The Unexpected At Michael's

Chef Miles Thompson’s double-take yam dish bends the workaday tuber toward vivid acids and shades of bitterness.


Photo: Briana Balducci

 

“Hello, hi, it’s me! You know me!” shout the sassy, orange batons on the plate. Those aren’t papaya waving back up at you, or cantaloupe, or even carrot. They’re wands of yam.

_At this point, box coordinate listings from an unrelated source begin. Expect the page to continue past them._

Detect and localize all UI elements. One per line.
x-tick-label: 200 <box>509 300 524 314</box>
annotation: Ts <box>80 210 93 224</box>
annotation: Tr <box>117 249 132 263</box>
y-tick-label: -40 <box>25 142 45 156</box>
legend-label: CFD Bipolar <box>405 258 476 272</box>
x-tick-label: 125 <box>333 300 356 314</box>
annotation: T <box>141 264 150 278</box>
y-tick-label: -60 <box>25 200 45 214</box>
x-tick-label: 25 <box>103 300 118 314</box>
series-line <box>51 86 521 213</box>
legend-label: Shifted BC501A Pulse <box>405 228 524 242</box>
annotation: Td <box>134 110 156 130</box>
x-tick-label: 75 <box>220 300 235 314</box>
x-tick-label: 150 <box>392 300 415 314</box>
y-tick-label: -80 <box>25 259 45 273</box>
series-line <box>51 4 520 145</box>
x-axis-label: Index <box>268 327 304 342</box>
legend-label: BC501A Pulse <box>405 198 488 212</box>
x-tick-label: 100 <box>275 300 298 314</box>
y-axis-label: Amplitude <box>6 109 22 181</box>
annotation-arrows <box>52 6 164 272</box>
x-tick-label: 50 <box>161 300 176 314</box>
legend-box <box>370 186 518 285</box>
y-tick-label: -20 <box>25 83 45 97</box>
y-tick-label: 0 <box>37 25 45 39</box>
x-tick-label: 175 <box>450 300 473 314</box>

Remember yams? In the canon of classic American home cooking, they’re most notably buried under dark clouds of marshmallow. “You have this cast of characters that doesn’t change for four months [of winter], and you want to do right by them,” says Rising Stars alum Miles Thompson, who took over the storied kitchen at Michael’s in Santa Monica in late 2016. At just 30, Thompson is revitalizing the institution (one that helped launch the careers of Jonathan Waxman, Nancy Silverton, and Roy Yamaguchi) with a punk-jazz vibe. In the same vein, his double-take dish spikes the workaday yam with vivid acids and shades of bitterness. It’s a bold, unusual, and tantalizing vegetable plate that tastes as striking as it looks.

Yams

Thompson sources oriental orange yams from Thao Farms in Fresno. Peeled and roasted in brown butter, juniper, and savory, the subterranean sweetness of the yams grounds the dish.

Grenache Marshmallow

Somewhere deep in the psyche was sweet potatoes and marshmallows,” says Thompson. But his sharp and savory version is a meringue seasoned with Grenache vinegar and salt, piped out into different shapes, and torched for the campfire effect.

Treviso

A soft, lettuce crunch and caressing bitterness comes from theis long, purple-striped radicchio variety. Inspired by a salad at Animal, Thompson “wanted to freak it my own way,” coating it with a ginger-yogurt dressing that gives it a cooling, “nostril-burn sweetness.”

Hoisin

This ain’t no Lee Kum Kee poison. Thompson uses a recipe passed down from Cyrus in Napa. Pungent, sweet, and lingering flavors from black beans, ginger, lime, and kecap manis are the antidote. This zippy sauce dots the plate.

Shaved Spring Peas

A green element in flavor and in color, adds freshness and a snappy, defined crunch.

Pink Peppercorns

Peppercorns that grow around Thompson’s home are roughly ground for a punch of pink and “firework explosion” of flavor.